John Moutray married the Erskine heiress of Favour Royal, and the original house was built by them in 1670. In 1816 the Moutrays briefly employed a local boy, John Hughes, as an apprentice gardener - Hughes would go on to become the Catholic Archbishop of New York in 1842. The old house was destroyed in 1823 by an accidental fire, and was replaced with a larger structure by Captain John Corry Moutray of Castle Coole.
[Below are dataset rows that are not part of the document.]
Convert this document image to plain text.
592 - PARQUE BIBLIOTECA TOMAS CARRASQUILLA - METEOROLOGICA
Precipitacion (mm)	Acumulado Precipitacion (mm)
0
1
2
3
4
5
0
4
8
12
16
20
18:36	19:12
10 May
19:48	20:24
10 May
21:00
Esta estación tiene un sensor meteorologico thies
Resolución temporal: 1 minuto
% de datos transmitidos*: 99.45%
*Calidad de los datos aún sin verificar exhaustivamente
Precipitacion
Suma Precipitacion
Captain Moutray commissioned the architect John Hargrave to design the new building, which was completed in 1825 in a Tudor Revival style. Captain Moutray also commissioned the building of a private chapel on the estate, consecrated on 3 July 1835, which is now the parish church of St Mary's, Portclare. Favour Royal continued to be the family home of the Moutrays until 1976, when the house, demesne and contents were sold. It was occupied until the 1990s but is now derelict.

The demesne comprised 740 acre of fertile and highly cultivated land, and is finely diversified and richly wooded. The house is situated on the bank of the River Blackwater, and is built of freestone found on the estate. It is embellished with a noble portico, and with elegant architectural details. The demesne includes an ornamental lake and an 18th-century walled garden, and is listed on the Register of Parks, Gardens and Demesnes of Special Historic Interest. More recently it has been planted with coniferous forestry by the Forest Service Northern Ireland. Favour Royal Forest is one of Ireland's Millennium Forest sites. Several planning applications were submitted for permission to restore Favour Royal as a hotel and golf course, but these expired, and the house was on the market in 2013.